Gaga is talking to Will, and she explains to him why she’s there and how she lost her money to Bernie Madoff’s pyramid scheme. A steamy scene ensues, and in true Murphy fashion, we are left with blue balls again. Her plan is revealed that she is going to marry him, take his money and then kill him. Talk about a black widow.
Some other boring stuff happens with John’s 10 Commandments and Alex, and Alex sees Holden in the hallway, where he addresses her as “Mommy.”
And here’s the funny part. Iris decides she wants to commit suicide by overdose, just like her beloved son. Hypo Sally decides to give her a dose of her best stuff to put her to sleep forever. Sally demands that she better not have any unfinished business, so she doesn’t come back and haunt her (I don’t blame her). And the scene cuts.
Then ANGELA BASSETT. YAY! She tells her backstory on her love affair for almost a century with Gaga, and then she gets rid of Gaga. When Ramona tries to make a forever lover, Gaga comes and shoots her lover in the head. God. CAN THIS EPISODE GET ANY MORE DUMB??

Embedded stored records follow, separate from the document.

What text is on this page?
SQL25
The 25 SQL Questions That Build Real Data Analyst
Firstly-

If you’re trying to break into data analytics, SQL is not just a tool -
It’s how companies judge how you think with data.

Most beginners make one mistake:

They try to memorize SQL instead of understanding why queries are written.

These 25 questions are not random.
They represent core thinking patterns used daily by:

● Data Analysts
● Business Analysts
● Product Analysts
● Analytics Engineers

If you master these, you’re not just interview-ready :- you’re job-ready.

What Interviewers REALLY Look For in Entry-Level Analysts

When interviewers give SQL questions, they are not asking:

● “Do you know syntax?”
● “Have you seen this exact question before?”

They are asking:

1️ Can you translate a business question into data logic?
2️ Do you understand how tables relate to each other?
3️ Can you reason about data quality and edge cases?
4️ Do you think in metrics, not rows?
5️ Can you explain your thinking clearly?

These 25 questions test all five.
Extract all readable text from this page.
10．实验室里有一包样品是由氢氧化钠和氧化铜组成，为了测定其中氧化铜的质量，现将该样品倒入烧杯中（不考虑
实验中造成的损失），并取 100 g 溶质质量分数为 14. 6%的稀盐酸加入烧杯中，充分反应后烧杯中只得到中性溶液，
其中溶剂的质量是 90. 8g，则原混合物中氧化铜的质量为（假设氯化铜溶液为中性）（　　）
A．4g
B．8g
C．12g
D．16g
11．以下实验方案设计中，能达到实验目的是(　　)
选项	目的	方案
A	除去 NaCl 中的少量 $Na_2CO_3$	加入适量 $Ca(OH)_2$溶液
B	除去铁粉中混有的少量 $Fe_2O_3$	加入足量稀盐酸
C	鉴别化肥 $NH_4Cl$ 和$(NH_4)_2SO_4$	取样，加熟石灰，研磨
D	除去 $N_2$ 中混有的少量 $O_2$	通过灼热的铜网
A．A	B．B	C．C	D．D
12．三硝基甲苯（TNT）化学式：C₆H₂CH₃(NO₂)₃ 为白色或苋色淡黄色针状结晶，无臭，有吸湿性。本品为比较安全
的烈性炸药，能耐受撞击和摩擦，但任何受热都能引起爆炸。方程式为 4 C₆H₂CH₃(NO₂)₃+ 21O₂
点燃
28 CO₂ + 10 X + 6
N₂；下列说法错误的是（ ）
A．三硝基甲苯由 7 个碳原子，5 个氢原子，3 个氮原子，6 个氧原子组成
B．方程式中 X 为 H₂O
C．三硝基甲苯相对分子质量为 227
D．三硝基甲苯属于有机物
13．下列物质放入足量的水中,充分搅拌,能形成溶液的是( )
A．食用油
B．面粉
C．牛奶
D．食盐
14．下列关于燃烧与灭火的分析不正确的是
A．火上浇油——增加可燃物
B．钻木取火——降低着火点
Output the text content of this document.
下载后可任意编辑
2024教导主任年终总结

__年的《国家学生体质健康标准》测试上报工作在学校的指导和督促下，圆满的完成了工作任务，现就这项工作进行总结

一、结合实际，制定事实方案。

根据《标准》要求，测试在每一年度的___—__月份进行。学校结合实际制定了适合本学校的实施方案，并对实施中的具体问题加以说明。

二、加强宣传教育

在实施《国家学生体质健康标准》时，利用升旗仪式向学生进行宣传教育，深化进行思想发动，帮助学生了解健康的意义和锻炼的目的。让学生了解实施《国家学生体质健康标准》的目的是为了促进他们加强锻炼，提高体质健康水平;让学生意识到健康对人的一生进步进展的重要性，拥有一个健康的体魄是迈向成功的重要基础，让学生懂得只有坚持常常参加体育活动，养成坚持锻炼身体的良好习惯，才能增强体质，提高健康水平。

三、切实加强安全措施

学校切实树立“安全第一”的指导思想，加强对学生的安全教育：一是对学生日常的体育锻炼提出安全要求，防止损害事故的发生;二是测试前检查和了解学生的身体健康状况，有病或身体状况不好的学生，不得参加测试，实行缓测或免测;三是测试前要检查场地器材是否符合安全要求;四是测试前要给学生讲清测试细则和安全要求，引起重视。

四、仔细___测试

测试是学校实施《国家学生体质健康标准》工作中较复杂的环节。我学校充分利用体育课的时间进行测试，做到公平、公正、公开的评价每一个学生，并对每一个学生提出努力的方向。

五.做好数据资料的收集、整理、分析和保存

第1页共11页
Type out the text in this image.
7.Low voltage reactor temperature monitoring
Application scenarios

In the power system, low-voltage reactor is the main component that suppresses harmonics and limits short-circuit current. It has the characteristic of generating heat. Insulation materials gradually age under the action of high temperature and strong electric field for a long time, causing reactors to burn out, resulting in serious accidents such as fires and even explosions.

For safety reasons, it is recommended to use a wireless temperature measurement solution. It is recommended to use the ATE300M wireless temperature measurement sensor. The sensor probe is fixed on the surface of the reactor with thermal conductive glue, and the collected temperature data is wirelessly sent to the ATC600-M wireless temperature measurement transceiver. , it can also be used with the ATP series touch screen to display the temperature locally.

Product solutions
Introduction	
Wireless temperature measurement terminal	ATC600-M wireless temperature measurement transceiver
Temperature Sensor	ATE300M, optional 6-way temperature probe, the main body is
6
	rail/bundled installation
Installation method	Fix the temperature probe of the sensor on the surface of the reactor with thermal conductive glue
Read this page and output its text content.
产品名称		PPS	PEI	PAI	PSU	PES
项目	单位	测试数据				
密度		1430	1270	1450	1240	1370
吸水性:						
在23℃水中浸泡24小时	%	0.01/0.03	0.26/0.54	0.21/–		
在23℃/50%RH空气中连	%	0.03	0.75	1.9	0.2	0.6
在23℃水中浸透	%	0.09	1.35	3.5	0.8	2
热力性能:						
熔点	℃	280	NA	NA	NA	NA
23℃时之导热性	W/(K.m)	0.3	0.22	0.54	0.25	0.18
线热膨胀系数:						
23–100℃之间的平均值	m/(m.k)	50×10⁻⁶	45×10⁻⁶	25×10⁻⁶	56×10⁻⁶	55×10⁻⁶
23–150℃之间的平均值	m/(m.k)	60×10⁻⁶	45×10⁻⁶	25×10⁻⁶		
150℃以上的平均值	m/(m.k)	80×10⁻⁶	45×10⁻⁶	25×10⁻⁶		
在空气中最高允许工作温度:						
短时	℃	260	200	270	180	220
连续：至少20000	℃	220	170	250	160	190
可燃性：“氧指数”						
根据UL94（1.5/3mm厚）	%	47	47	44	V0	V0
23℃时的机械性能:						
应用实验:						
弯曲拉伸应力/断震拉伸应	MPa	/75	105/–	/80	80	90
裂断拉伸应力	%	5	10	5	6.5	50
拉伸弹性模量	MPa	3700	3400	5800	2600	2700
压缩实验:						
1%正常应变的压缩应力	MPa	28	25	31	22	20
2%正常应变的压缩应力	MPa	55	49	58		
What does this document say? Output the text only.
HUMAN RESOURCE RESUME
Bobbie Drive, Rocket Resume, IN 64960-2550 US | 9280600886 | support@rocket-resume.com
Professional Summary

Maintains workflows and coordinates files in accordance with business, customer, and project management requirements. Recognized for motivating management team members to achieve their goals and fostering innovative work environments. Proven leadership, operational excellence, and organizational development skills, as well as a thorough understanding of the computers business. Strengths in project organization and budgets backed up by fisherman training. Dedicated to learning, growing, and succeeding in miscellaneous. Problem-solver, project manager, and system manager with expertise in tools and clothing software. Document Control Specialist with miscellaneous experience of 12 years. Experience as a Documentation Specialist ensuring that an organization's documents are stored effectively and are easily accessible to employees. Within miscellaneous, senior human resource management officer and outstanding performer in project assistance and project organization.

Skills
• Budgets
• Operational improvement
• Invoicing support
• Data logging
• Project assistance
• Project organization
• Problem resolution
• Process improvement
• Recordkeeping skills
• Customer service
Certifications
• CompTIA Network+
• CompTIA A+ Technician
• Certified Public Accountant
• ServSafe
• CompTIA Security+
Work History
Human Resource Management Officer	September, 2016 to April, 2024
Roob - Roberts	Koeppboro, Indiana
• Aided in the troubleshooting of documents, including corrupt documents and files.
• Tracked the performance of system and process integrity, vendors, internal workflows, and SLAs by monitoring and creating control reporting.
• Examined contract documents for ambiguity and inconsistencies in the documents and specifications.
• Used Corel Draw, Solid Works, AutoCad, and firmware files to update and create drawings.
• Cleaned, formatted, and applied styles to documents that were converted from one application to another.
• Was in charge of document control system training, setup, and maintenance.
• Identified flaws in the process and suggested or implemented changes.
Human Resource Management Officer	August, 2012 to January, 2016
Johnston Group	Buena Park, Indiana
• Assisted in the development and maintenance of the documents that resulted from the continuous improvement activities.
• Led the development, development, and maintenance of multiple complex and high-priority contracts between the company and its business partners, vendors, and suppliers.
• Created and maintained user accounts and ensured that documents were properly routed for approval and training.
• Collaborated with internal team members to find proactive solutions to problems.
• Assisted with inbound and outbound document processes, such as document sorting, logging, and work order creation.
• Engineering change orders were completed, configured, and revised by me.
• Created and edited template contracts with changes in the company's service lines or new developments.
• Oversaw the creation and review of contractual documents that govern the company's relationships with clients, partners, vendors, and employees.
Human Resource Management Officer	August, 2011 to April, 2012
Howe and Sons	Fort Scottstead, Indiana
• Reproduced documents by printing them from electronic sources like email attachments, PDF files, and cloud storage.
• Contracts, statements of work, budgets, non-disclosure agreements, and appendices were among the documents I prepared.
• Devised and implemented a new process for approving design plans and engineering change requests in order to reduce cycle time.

Sally, waiting by the side of Iris, wonders why the heroin is not killing her. She then puts a bag on her head to kill her. Donovan rushes in just as his mother is dying, after having a revelation with Ramona. AND HE TURNS HER INTO A VAMPIRE. GUESS WHAT? NOTHING is worse than a KATHY BATES vampire. I almost don’t even want to watch this show anymore because of that scene alone. The only thing I can imagine worse than a Kathy Bates vampire is a quadruple wisdom teeth removal with no novacaine.
Overall, this episode SUCKED. I don’t know WHAT the hell Murphy is doing with this show, but it’s not working. I was the biggest fan of AHS when it came out. And now, I’m just another disappointed viewer. Maybe I am a Murphy hater, or maybe I just know a good show when I see one.